The result of multivariate logistic regression showed that khat chewers, comorbidity, prolonged hospital stay, and polypharmacy were independent predictors of DRPs. According to the current study, patients with a social history of chewing khat have an independent effect on DRPs. To our knowledge, there has been no study that supports our findings. Somehow, a study conducted in southern India found that patients having a social history of alcoholism do have independent predictors of DRPs [24]. The plausible argument is that having a history of social drug use (chewing khat) may have contributed to patients' financial issues being disrupted. But still, more studies are needed to explicitly know the association between chewing khat and drug-related problems. In the current study, prolonged hospital stays were one of the independent predictors of DRPs among heart failure patients admitted to a medical ward. This was supported by studies done in Western Nepal and Pakistan [28] and the reason might be that the likelihood of getting multiple drugs increases with the increased length of hospital stay, which in turn will increase the likelihood of DRPs.

Comorbidity was another independent risk factor for DRPs in heart failure patients admitted to a medical ward. This is augmented by studies carried out at the ambulatory clinics of TASH and JUMC [10, 11, 29–33]. This could be due to patients with comorbidity being more likely to take more drugs to treat other diseases, causing disease-disease interaction, drug-drug interaction, and drug-disease interaction, which in turn makes patients more vulnerable to DRPs. Moreover, polypharmacy was also an independent predictor of DRPs, which was also supported by several studies [10, 11, 27, 30, 31, 34, 35]. This could be due to the fact that the more medications prescribed, the more drug-drug interactions, the risk of adverse events, difficulties with adherence, and the cost.

Clinical pharmacists' interventions in medical wards play a vital role in effectively identifying, resolving, and preventing DRPs. According to our study, clinical pharmacists' intervention acceptance rate was about 93%, of which about 81% of interventions were fully implemented and, from the outcome of the intervention, about 72% were solved. This result was comparable with studies carried out in Southern India and Karnataka, India, which revealed that clinical pharmacists' acceptance was about 97% and 96%, respectively [36, 37]. Moreover, a study carried out in Ghana, South Western Saudi Arabia, Northern Cyprus, and India showed that clinical pharmacists' intervention and acceptance rates were about two-thirds of the study population [38-40].

Conclusion

Our study showed that the prevalence of drug-related problems was high in the medical ward of Jimma Medical Center. The most common identified DRPs were treatment effectiveness-related problems, which mainly include suboptimal effects of drugs and untreated indications. Chewing khat, staying in the hospital for an extended period of time, comorbidity, and polypharmacy were discovered to be independent predictors of drug-related problems. Clinical intervention acceptance and implementation rates were high, as was the intervention's solved outcome.

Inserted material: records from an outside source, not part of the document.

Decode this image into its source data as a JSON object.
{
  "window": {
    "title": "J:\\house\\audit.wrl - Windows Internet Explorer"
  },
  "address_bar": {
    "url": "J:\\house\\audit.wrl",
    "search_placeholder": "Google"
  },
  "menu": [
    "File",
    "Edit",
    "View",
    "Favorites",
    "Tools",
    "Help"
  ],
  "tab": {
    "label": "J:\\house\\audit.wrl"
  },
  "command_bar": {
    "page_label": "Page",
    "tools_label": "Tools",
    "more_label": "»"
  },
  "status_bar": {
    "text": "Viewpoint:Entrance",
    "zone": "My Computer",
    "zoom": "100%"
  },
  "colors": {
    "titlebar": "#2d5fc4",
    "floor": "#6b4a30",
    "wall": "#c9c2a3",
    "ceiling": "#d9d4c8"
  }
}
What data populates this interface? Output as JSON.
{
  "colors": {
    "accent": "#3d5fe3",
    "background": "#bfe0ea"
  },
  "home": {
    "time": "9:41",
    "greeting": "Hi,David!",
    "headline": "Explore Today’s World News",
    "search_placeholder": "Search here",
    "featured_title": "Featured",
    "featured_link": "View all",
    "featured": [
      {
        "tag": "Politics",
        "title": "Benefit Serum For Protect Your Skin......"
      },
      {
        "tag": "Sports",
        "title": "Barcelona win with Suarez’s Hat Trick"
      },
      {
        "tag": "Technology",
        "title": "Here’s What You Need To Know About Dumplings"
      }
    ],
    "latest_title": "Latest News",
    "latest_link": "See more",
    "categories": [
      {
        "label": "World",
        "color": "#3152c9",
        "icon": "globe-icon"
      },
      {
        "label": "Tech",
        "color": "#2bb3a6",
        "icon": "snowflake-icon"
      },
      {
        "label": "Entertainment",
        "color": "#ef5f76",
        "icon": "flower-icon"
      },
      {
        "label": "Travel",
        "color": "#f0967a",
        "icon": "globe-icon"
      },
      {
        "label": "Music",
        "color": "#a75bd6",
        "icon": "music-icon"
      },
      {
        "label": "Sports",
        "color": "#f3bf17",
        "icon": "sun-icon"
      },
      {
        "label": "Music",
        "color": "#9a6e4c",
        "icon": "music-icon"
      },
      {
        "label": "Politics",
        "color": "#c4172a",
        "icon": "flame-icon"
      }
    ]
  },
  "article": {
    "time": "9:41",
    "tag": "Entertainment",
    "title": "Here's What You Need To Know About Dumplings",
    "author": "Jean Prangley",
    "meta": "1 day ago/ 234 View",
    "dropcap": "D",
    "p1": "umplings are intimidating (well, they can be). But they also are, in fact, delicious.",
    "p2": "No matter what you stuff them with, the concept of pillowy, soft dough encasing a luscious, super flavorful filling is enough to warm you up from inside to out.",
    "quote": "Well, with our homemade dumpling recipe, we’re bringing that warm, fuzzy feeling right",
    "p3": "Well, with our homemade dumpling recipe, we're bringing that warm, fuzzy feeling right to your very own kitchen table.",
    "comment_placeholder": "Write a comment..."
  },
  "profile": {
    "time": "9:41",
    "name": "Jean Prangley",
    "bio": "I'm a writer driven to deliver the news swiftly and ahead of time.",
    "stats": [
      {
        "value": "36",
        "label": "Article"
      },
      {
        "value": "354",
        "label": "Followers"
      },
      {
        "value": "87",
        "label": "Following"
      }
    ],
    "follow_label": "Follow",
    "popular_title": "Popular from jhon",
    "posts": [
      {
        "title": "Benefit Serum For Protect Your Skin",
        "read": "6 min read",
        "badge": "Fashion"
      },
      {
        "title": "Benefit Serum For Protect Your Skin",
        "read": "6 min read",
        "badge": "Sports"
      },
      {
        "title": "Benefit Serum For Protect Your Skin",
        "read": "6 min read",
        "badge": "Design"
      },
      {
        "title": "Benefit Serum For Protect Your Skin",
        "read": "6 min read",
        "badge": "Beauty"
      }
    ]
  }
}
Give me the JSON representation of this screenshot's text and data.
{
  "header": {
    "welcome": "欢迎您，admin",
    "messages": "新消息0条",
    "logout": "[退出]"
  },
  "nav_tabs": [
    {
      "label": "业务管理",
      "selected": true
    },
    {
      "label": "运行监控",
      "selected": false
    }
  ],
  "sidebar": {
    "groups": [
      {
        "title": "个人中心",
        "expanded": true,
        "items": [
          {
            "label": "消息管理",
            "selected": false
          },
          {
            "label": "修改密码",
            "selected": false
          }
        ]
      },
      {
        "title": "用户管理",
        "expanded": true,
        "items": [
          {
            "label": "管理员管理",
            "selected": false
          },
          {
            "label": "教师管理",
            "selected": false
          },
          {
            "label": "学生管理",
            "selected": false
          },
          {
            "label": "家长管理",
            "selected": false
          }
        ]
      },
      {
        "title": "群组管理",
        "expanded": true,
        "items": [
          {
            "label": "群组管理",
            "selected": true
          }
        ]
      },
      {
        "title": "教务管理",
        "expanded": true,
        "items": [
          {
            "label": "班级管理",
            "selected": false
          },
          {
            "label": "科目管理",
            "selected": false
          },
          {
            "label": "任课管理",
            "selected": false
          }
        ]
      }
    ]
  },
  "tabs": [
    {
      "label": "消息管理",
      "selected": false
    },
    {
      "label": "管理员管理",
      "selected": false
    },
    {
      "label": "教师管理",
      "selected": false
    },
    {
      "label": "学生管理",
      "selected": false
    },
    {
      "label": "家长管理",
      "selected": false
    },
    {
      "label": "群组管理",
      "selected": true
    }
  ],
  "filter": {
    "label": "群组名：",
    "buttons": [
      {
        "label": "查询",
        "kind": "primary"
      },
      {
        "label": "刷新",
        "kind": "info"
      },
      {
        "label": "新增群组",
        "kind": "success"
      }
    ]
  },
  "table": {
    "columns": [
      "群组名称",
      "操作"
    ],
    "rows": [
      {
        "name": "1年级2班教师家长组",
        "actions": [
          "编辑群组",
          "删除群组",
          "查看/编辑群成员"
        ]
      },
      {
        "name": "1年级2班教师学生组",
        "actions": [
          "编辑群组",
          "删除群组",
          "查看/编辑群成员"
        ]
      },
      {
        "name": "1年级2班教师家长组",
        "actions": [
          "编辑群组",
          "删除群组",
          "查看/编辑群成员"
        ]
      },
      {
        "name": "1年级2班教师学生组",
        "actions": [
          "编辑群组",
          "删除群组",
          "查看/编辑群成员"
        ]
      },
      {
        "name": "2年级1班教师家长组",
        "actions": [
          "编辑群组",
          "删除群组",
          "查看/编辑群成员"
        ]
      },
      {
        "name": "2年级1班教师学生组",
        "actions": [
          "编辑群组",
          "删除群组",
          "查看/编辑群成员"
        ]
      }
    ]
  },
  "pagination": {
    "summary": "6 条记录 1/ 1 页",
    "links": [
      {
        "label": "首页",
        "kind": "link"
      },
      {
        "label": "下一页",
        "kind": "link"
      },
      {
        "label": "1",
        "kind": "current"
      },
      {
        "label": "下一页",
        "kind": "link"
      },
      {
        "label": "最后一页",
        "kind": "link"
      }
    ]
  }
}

Strength and limitations of study

We use PCNE as a tool that is validated, updated for researchers, and designed with separate codes for problems, causes, interventions, and outcome domains. Additionally, it is a prospective study, which increases the quality of the data. The strength of this study is that senior physicians and residents were included for confirmation if DRPs were not accepted by responsible physicians. This study has many limitations. Clinical pharmacist intervention may alter DRP prevalence. Cost reduction and the clinical impact of intervention are not studied. It doesn't classify the severity of DRPs into mild, moderate, and severe. Furthermore, the treatment outcome of drug-related problems was not addressed.